I’m attempting to do some computing work on my GeForce 690 using Cuda 7.0 on Ubuntu server 14.04
It seems like basically any program that tries to access the card on my system hangs, and can’t be killed. This includes some trivially simple code I wrote and compiled with nvcc, as well as, e.g., nvidia-smi.
I ran an strace on such a program, and it halts on an open syscall attempting to open the device file “/dev/nvidiactl”.
Trying to rmmod the device driver gives a message saying the device is busy, but I’ve scanned for any programs with an open file descriptor pointing to the device and there are none.
I’d love some help in figuring out how to even investigate this further. I don’t know if it’s related to the hardware, kernel module, my cuda version, or some installation inconsistency.
I’ve used cuda libs before with this card on this machine (via theano), but I’m trying to play with TensorFlow, and have therefore uninstalled and reinstalled new versions of cuda, etc. I don’t know what state things were in when they were working before…they just worked!
I have uninstalled and reinstalled cuda 7.0 several times. At least one of those times, I was able to run nvidia-smi once and some compute code once, then things started freezing again. After reboot, it seems to have the same issue. I haven’t tried uninstalling and reinstalling again…it’s rather tedious to do repeatedly!
Let me know what further info I can share, and hopefully this can be sorted out. Thanks in advance!

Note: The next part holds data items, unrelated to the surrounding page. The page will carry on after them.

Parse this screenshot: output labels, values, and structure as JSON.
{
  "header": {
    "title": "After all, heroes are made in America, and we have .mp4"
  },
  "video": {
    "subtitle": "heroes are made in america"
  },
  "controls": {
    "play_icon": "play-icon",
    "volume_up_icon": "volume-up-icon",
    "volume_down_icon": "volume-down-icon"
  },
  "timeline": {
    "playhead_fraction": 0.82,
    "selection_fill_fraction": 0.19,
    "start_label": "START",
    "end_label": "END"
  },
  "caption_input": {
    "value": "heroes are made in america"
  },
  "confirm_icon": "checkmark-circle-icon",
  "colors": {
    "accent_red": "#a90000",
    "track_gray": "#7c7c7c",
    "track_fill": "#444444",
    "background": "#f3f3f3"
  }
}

I should mention that the system is headless, and no graphics or desktop environment programs are running (no X11, no Gnome/Unity/etc). No display is attached to the machine.
You might have a conflict with the nouveau driver (it’s discussed in the install guide). Furthermore, if you’ve installed things (CUDA toolkit, GPU driver) using a mix of runfile installer methods and package manager methods, that is a recipe for trouble as indicated in the install guide.
I have some updates on this. Nothing I’ve tried seems to have permanently fixed the issue, though (maddeningly) it comes and goes.
I have reinstalled the OS multiple times (getting really efficient at it). I’m now running 15.04 Ubuntu server. I installed cuda 7.5 via the runfile (only) on a totally clean OS. Tensorflow should work fine with 7.5 these days, but anyway I have replicated this issue with non-tensorflow code (directly compiled c++/cuda program).
I have run both connected to and disconnected from a display (not that this should matter, but thought I’d try). The problem manifests in both states.
Nouveau is blacklisted and doesn’t get loaded into the kernel at any point.
In the most recent failure, I caught the following output in my dmesg log:
That AMD motherboard is pretty old. Have you disabled the on-board graphics?
You might also want to see if there are any BIOS updates for that motherboard. The latest BIOS update utility appears to have a 2016 date on it, whereas your BIOS appears to be from 2010.
I tried to find a BIOS update but couldn’t spot anything more recent – can you link me to the 2016 version you found?
I am planning to buy a new motherboard ASAP anyway, since my new Titan X is invisible to this one (I think we have exchanged some comments on another thread about that :).